La scultura di Bodini dedicata a papa Montini al Sacro Monte

La scultura di Bodini dedicata a papa Montini al Sacro Monte

Un intervento, quello del sindaco di Varese, Attilio Fontana, molto atteso: doveva scoprire le carte del Comune di Varese sul fronte Expo. Si è tuttavia mantenuto entro i 5 minuti regolamentari, anzi ne ha risparmiato uno, all’evento della Camera di commercio di Varese su Expo. Fontana arriva all’ultimo e sale subito sul palco per esporre i progetti Expo di Palazzo Estense.

Tante le idee e i progetti che elenca il primo cittadino. E parte subito dalla vera perla di Varese: il Sacro Monte, un bene Unesco non sempre al centro dell’attenzione delle amministrazioni locali. Ma nell’elenco di opere e progetti, a parte il parcheggio alla Prima Cappella, ce ne sono due da fare saltare i più attenti presenti sulle poltrone: la riqualificazione del Museo Pogliaghi, un bene di proprietà dell’Ambrosiana chiuso da anni, e una Biennale d’arte sacra.
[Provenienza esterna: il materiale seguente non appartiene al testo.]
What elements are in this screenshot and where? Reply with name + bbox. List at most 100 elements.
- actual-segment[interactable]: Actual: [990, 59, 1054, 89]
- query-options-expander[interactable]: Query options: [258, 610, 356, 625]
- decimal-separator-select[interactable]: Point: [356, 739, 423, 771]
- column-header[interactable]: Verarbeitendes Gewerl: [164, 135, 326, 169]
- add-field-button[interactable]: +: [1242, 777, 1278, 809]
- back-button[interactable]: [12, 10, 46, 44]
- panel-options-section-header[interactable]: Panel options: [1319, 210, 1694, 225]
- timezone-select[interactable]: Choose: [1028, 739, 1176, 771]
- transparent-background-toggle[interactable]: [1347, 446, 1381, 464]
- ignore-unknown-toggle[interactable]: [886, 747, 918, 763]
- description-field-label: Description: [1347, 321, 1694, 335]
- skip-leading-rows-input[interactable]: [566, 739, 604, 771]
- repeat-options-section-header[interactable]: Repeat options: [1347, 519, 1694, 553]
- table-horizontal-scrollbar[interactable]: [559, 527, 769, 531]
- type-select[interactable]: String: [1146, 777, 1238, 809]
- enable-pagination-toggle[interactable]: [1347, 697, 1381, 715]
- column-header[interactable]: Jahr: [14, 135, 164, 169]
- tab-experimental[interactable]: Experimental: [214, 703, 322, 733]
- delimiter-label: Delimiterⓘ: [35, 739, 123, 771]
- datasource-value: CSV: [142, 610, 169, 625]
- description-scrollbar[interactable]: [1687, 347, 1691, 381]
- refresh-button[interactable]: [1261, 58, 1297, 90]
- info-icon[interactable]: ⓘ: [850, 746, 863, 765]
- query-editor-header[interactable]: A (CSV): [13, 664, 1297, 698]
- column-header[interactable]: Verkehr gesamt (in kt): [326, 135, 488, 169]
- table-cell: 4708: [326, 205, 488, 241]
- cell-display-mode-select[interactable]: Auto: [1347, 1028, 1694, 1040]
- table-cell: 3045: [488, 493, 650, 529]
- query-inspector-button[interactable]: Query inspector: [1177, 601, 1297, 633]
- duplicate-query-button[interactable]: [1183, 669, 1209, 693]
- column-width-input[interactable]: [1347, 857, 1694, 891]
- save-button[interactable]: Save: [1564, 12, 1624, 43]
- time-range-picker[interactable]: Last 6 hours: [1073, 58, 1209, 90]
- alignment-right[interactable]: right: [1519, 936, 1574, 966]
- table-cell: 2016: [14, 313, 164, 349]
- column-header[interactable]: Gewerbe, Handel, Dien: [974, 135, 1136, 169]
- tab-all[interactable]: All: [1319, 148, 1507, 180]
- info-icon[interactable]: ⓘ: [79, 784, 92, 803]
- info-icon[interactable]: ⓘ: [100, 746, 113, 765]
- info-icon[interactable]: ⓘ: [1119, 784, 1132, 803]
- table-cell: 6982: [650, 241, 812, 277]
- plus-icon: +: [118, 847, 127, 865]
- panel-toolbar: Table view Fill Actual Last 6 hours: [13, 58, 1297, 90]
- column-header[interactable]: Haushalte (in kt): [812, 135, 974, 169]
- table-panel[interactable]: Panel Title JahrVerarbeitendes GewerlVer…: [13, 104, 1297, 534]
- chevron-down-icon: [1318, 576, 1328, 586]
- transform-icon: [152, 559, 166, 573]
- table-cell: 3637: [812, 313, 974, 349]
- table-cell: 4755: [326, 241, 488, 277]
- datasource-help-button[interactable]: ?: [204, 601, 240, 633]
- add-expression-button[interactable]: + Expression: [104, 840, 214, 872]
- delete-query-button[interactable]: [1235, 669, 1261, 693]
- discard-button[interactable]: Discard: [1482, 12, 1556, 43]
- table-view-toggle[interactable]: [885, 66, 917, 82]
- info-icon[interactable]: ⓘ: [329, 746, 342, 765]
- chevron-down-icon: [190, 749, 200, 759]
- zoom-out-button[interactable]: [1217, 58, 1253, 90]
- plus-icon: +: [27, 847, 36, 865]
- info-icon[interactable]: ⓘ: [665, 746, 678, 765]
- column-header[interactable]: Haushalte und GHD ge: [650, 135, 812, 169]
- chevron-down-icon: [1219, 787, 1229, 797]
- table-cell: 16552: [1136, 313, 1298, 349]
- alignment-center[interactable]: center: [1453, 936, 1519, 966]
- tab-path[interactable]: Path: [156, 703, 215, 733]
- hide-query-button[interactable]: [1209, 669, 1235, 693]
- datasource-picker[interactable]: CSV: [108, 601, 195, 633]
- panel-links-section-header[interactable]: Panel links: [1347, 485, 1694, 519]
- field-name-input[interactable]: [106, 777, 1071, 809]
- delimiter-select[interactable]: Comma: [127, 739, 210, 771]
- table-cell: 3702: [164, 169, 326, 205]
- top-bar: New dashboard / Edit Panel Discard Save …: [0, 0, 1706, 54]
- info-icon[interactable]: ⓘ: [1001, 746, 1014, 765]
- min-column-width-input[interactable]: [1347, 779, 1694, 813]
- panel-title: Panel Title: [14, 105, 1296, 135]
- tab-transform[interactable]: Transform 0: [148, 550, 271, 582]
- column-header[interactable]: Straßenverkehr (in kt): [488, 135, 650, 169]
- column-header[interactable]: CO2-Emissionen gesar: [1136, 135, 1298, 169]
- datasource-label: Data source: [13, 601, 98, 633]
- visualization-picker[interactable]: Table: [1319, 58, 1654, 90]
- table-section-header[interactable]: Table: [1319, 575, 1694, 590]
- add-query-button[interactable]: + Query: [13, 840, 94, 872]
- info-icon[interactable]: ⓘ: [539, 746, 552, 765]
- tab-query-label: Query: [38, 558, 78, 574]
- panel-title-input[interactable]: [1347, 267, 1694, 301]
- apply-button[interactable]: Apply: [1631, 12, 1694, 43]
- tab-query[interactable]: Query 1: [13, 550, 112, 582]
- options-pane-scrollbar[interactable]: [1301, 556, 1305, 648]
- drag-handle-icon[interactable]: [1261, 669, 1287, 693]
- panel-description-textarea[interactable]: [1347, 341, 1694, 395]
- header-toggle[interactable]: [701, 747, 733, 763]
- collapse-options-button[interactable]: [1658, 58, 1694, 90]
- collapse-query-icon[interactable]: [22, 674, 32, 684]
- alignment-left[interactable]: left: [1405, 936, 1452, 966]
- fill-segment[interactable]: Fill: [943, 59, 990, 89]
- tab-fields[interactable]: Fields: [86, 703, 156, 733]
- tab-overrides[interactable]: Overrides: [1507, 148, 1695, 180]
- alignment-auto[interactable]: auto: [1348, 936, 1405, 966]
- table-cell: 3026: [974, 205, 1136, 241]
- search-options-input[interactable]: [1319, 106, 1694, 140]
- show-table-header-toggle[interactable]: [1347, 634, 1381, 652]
Quest’ultima non è un’idea nuovissima: ne parlò ai tempi l’allora vicesindaco di Varese, Giampaolo Ermolli. Ora che il museo dedicato alle opere di monsignor Pasquale Macchi si avvicina, è il momento buono per rila1nciare l’idea di una rassegna d’arte sacra.

Un’altra idea sorprendente esposta da Fontana è il progetto di un “impianto mobile” che congiungerà la stazione della funicolare al Santuario.

Tra gli altri progetti menzionati dal sindaco Fontana percorsi Liberty, l’Isolino Virginia, la riqualificazione della Torre Civica di piazza Monte Grappa, un progetto di Varese Europea dal titolo “Nutrendo anima e corpo”, una partnership con il Centro di Ispra. Dulcis in fundo, anche un tavolo permanente su queste tematiche.